Houve uma apresentação dos programas de monitoramento pela Leme  Engenharia. Demanda Juruna pela existência de programas específicos para a Volta Grande do Xingu. Queixa da falta de agua potável na aldeia Furo Seco.

Pedir ao DSEI que solicite à NE a instalação de poço.

1a Reunião Ordinária CVR, dezembro de 2012

Os indígenas manifestam preocupação com a qualidade da água e pedem indenizações. Mencionam reunião com a Norte Energia em 12 de dezembro como insuficiente e solicitam nova reunião em Brasília com diretores da NE. Representante da NE diz que assim que os monitoramentos começarem NE fará levantamento para indenizações. Representante da Leme Engenharia fala que os dados são similares aos do ano passado "incluso possibilitando a pesca". Técnico da NE apresenta dados de turbidez desde o EIA e ano de 2011. Preocupação com aumento de mosquitos.

Demanda não resolvida e ameaça de invasão de ensecadeiras caso não tenham respostas sobre a qualidade da água.

Pré-agendada reunião com os diretores da NE em janeiro de 2013.

2ª Reunião ordinária, abril de 2013

Não aconteceu por falta de quórum.

Funai sugeriu realizar reunião informativa.

Reunião Informativa, abril de 2013.

Representante da Leme informa avanços no monitoramento de 400 peixes de 4 espécies sendo que 200 já tem aparelho de rastreamento. Explica a importância destas informações para monitorar o sistema de transposição de peixes. Acrescenta que a empresa que estuda as rotas de migração é a NEOTROPICAL que pensa fazer campanhas e Boletim informativo posteriormente.

Leme sugere convidar pessoas do programa de monitoramento para próxima reunião. Informa localização de antenas para monitoramento de peixes. Representante da Fundação Nacional do Índio, Funai, sugere que as informações da NEOTROPICAL sejam cruzadas com os dados do EIA e apresentadas pela NEOTROPICAL no próximo comitê.

3a Reunião ordinária, dezembro de 2013

(o tema não foi levantado nesta reunião)

4a Reunião ordinária, fevereiro de 2014

Representante da Leme apresenta métodos de coleta do programa de monitoramento da qualidade da agua. Indígenas questionam dados da turbidez da água em pontos próximos das terras indígenas, respondido que valor está dentro dos parâmetros da resolução 375 Conama. Funai questiona que mesmo dentro da resolução pode afetar a pesca ornamental conforme descrito pelos indígenas.

Monitoramento ictiofauna: representante da Agrar Engetec , executora do Programa de Supervisão Ambiental do PBA, apresenta dados e objetivos do programa. É questionada pelos indígenas pela ausência de monitoramento em frente às aldeias da TI Arara da VGX. Foi solicitado o histórico desses 4 pontos de monitoramento. Os indígenas solicitaram a inclusão de mais 2 pontos, um entre as TIs e outro no rio Bacajaí.
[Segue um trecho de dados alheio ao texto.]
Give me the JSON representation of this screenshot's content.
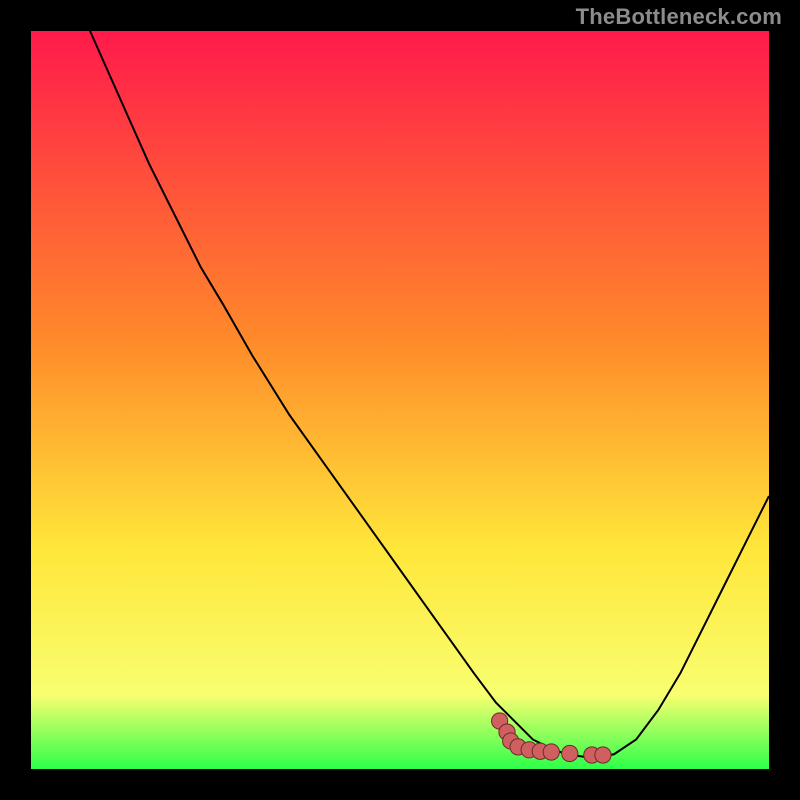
{
  "watermark": {
    "text": "TheBottleneck.com"
  },
  "colors": {
    "frame_bg": "#000000",
    "curve": "#000000",
    "marker_fill": "#d06060",
    "marker_stroke": "#6b2a2a",
    "grad_top": "#ff1a4b",
    "grad_mid1": "#ff8a2a",
    "grad_mid2": "#ffe63a",
    "grad_mid3": "#f8ff70",
    "grad_bot": "#2dff4a"
  },
  "chart_data": {
    "type": "line",
    "title": "",
    "xlabel": "",
    "ylabel": "",
    "xlim": [
      0,
      100
    ],
    "ylim": [
      0,
      100
    ],
    "grid": false,
    "legend": false,
    "series": [
      {
        "name": "curve",
        "x": [
          8,
          12,
          16,
          20,
          23,
          26,
          30,
          35,
          40,
          45,
          50,
          55,
          60,
          63,
          66,
          68,
          70,
          72,
          74,
          76,
          79,
          82,
          85,
          88,
          91,
          94,
          97,
          100
        ],
        "y": [
          100,
          91,
          82,
          74,
          68,
          63,
          56,
          48,
          41,
          34,
          27,
          20,
          13,
          9,
          6,
          4,
          3,
          2.2,
          1.8,
          1.5,
          2,
          4,
          8,
          13,
          19,
          25,
          31,
          37
        ]
      }
    ],
    "markers": {
      "name": "highlight",
      "note": "discrete marker points near the curve minimum",
      "points": [
        {
          "x": 63.5,
          "y": 6.5
        },
        {
          "x": 64.5,
          "y": 5.0
        },
        {
          "x": 65.0,
          "y": 3.8
        },
        {
          "x": 66.0,
          "y": 3.0
        },
        {
          "x": 67.5,
          "y": 2.6
        },
        {
          "x": 69.0,
          "y": 2.4
        },
        {
          "x": 70.5,
          "y": 2.3
        },
        {
          "x": 73.0,
          "y": 2.1
        },
        {
          "x": 76.0,
          "y": 1.9
        },
        {
          "x": 77.5,
          "y": 1.9
        }
      ]
    }
  }
}
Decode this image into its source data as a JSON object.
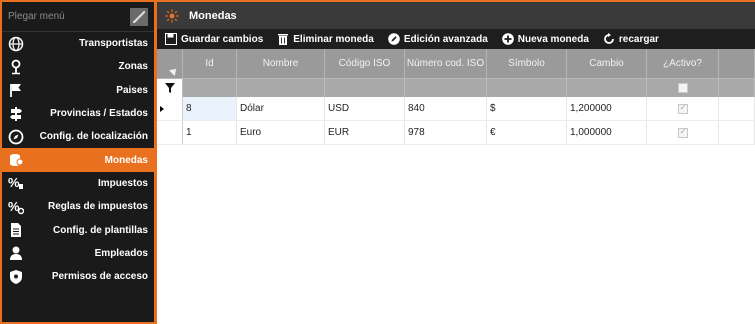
{
  "sidebar": {
    "header_label": "Plegar menú",
    "items": [
      {
        "label": "Transportistas",
        "icon": "globe-icon"
      },
      {
        "label": "Zonas",
        "icon": "map-pin-icon"
      },
      {
        "label": "Paises",
        "icon": "flag-icon"
      },
      {
        "label": "Provincias / Estados",
        "icon": "signpost-icon"
      },
      {
        "label": "Config. de localización",
        "icon": "compass-icon"
      },
      {
        "label": "Monedas",
        "icon": "coins-icon",
        "active": true
      },
      {
        "label": "Impuestos",
        "icon": "percent-icon"
      },
      {
        "label": "Reglas de impuestos",
        "icon": "percent-gear-icon"
      },
      {
        "label": "Config. de plantillas",
        "icon": "document-icon"
      },
      {
        "label": "Empleados",
        "icon": "person-icon"
      },
      {
        "label": "Permisos de acceso",
        "icon": "shield-icon"
      }
    ]
  },
  "window": {
    "title": "Monedas"
  },
  "toolbar": {
    "save_label": "Guardar cambios",
    "delete_label": "Eliminar moneda",
    "advanced_label": "Edición avanzada",
    "new_label": "Nueva moneda",
    "reload_label": "recargar"
  },
  "grid": {
    "columns": [
      "Id",
      "Nombre",
      "Código ISO",
      "Número cod. ISO",
      "Símbolo",
      "Cambio",
      "¿Activo?"
    ],
    "rows": [
      {
        "id": "8",
        "nombre": "Dólar",
        "iso": "USD",
        "num_iso": "840",
        "simbolo": "$",
        "cambio": "1,200000",
        "activo": true,
        "selected": true
      },
      {
        "id": "1",
        "nombre": "Euro",
        "iso": "EUR",
        "num_iso": "978",
        "simbolo": "€",
        "cambio": "1,000000",
        "activo": true,
        "selected": false
      }
    ]
  },
  "colors": {
    "accent": "#e8701f",
    "sidebar_bg": "#1a1a1a",
    "header_bg": "#9a9a9a"
  }
}
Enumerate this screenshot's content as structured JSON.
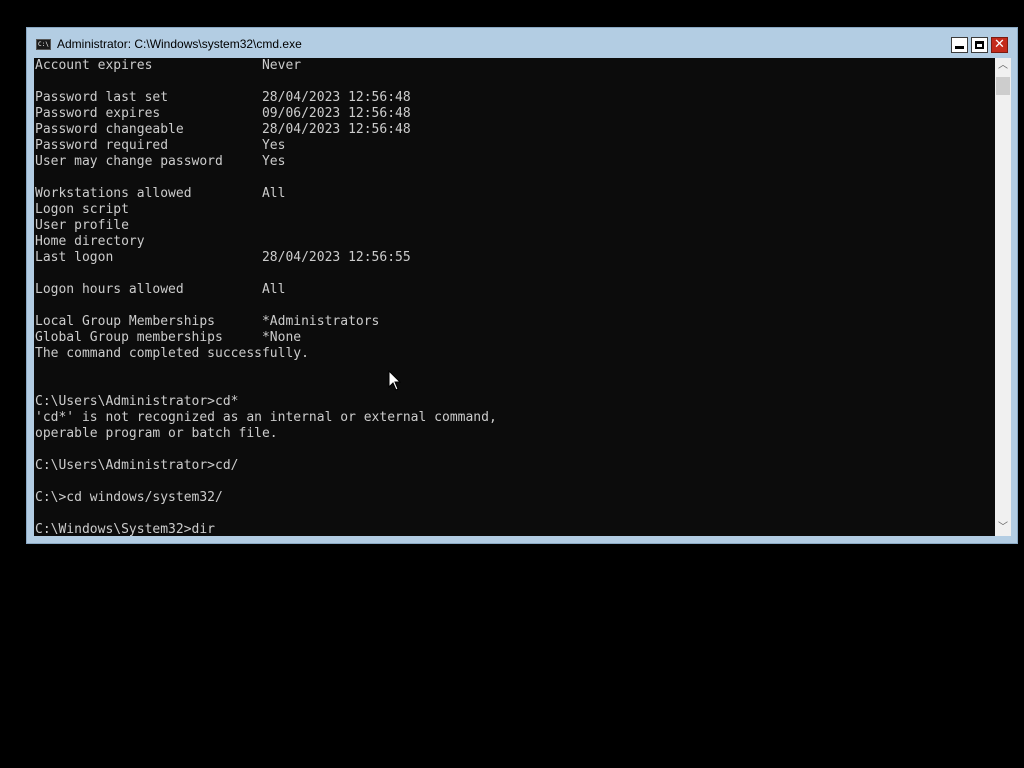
{
  "window": {
    "title": "Administrator: C:\\Windows\\system32\\cmd.exe",
    "icon_text": "C:\\"
  },
  "console": {
    "lines": [
      "Account expires              Never",
      "",
      "Password last set            28/04/2023 12:56:48",
      "Password expires             09/06/2023 12:56:48",
      "Password changeable          28/04/2023 12:56:48",
      "Password required            Yes",
      "User may change password     Yes",
      "",
      "Workstations allowed         All",
      "Logon script",
      "User profile",
      "Home directory",
      "Last logon                   28/04/2023 12:56:55",
      "",
      "Logon hours allowed          All",
      "",
      "Local Group Memberships      *Administrators",
      "Global Group memberships     *None",
      "The command completed successfully.",
      "",
      "",
      "C:\\Users\\Administrator>cd*",
      "'cd*' is not recognized as an internal or external command,",
      "operable program or batch file.",
      "",
      "C:\\Users\\Administrator>cd/",
      "",
      "C:\\>cd windows/system32/",
      "",
      "C:\\Windows\\System32>dir"
    ]
  },
  "scrollbar": {
    "up_icon": "chevron-up-icon",
    "down_icon": "chevron-down-icon"
  },
  "colors": {
    "console_background": "#0c0c0c",
    "console_text": "#cccccc",
    "window_frame": "#b3cde3",
    "close_button": "#c42b1c"
  }
}
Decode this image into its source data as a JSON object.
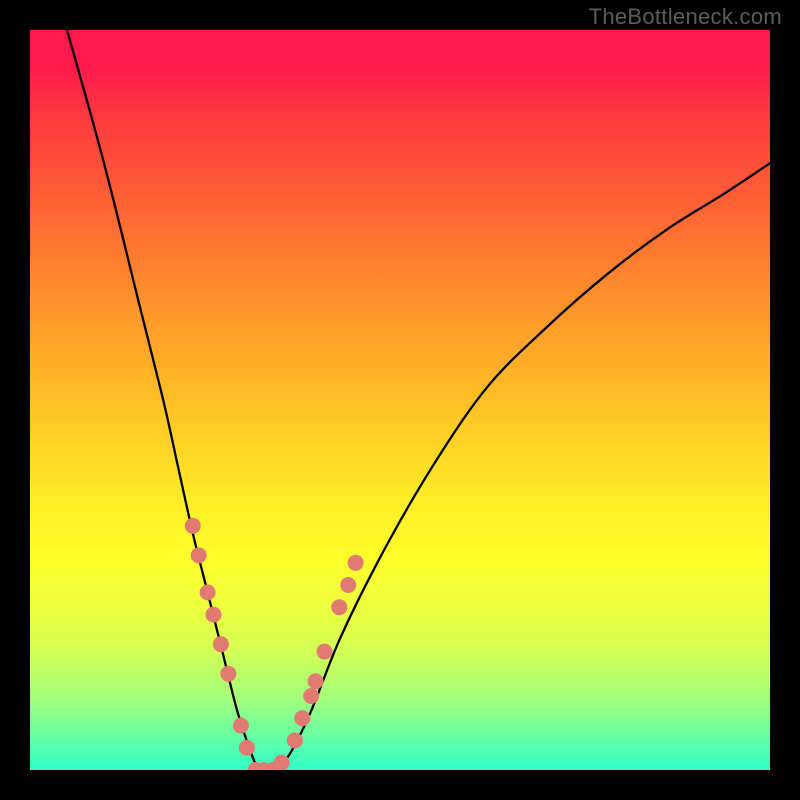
{
  "watermark": "TheBottleneck.com",
  "chart_data": {
    "type": "line",
    "title": "",
    "xlabel": "",
    "ylabel": "",
    "xlim": [
      0,
      100
    ],
    "ylim": [
      0,
      100
    ],
    "legend": false,
    "background_gradient": {
      "top": "#ff1a4d",
      "bottom": "#30ffc8",
      "meaning": "top = high bottleneck, bottom = low bottleneck"
    },
    "series": [
      {
        "name": "bottleneck-curve",
        "x": [
          5,
          10,
          15,
          18,
          20,
          22,
          24,
          26,
          28,
          30,
          31,
          32,
          33,
          35,
          38,
          42,
          48,
          55,
          62,
          70,
          78,
          86,
          94,
          100
        ],
        "y": [
          100,
          82,
          62,
          50,
          41,
          32,
          24,
          16,
          8,
          2,
          0,
          0,
          0,
          2,
          8,
          18,
          30,
          42,
          52,
          60,
          67,
          73,
          78,
          82
        ]
      }
    ],
    "markers": {
      "name": "highlighted-points",
      "color": "#e07a72",
      "radius_px": 8,
      "points": [
        {
          "x": 22.0,
          "y": 33
        },
        {
          "x": 22.8,
          "y": 29
        },
        {
          "x": 24.0,
          "y": 24
        },
        {
          "x": 24.8,
          "y": 21
        },
        {
          "x": 25.8,
          "y": 17
        },
        {
          "x": 26.8,
          "y": 13
        },
        {
          "x": 28.5,
          "y": 6
        },
        {
          "x": 29.3,
          "y": 3
        },
        {
          "x": 30.5,
          "y": 0
        },
        {
          "x": 31.5,
          "y": 0
        },
        {
          "x": 32.8,
          "y": 0
        },
        {
          "x": 34.0,
          "y": 1
        },
        {
          "x": 35.8,
          "y": 4
        },
        {
          "x": 36.8,
          "y": 7
        },
        {
          "x": 38.0,
          "y": 10
        },
        {
          "x": 38.6,
          "y": 12
        },
        {
          "x": 39.8,
          "y": 16
        },
        {
          "x": 41.8,
          "y": 22
        },
        {
          "x": 43.0,
          "y": 25
        },
        {
          "x": 44.0,
          "y": 28
        }
      ]
    }
  }
}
Questionada acerca da comparação de dados com relação ao EIA, a representante de Agrar Engetec disse que só foi comparada a riqueza de espécies.

Funai sugere que o comitê faça solicitação à NE para acrescentar novos pontos de monitoramento.

Representante Juruna da aldeia Muratu solicita apresentação de dados de cada ponto de monitoramento na Volta Grande e não apenas os valores consolidados do monitoramento.

5a Reunião ordinária, maio de 2014

(o tema não foi levantado nesta reunião)

6a reunião ordinária, dezembro de 2014

 Preocupação dos Juruna com relação à previsão de não adaptação de espécies como Curimatã, entre outras: como os peixes vão subir o Bacajá se vai estar reduzido? como avaliam a influência do claridade do canteiro nas comunidades, na pesca e caça?. É esclarecido que o monitoramento da ictiofauna não coleta necessariamente as espécies usadas pelos indígenas, mas todas.

Houve também manifestação das preocupações pela combinação de impactos de Belo Monte e Belo Sun. O representante da Leme responde "os monitoramentos realizados desde 2012 permitem ter um registro muito próximo da realidade de como é o Xingu atualmente e o que vai ser com o empreendimento da NE. Acredito que o órgão licenciador da Belo Sun vai também exigir monitoramento por parte dela. Belo Sun esta previsto para finalizar em 2017, quando BM estará com a barragem fechada (…) a natureza dos impactos são diferentes”.

Zé Carlos Arara demostra muita preocupação pela perda de vazão para os indígenas, o número de pessoas nas aldeias e rios aumentou e isso já é um impacto.

Técnico da NE informa que o modelamento matemático sobre a temperatura da água na Vazão reduzida ficará em torno de 28ºC a 32ºC, "ou seja, irá se comportar como hoje".

Indígenas manifestaram preocupação com a turbidez do rio na construção da ensecadeira. Representante Arara da aldeia Guary-Duan questiona possível  alteração da qualidade da agua por efeito da  supressão vegetal das ilhas. Há descontentamento com frequência de monitoramento da vazão a cada 3 meses, pois não reflete os eventos que observam diariamente na qualidade da água do rio. Insistem na necessidade de poço na aldeia Terrawangã, TI Arara VGX.

Representante da Leme responde "a modelagem mostrou que não haveria problemas com a qualidade da água".

Os Juruna mostram preocupação com migração de animais e peixes e sugerem colocar chips na caça para ver se eles estão por ai ainda, acredita que os porcos estão migrando para outros lugares.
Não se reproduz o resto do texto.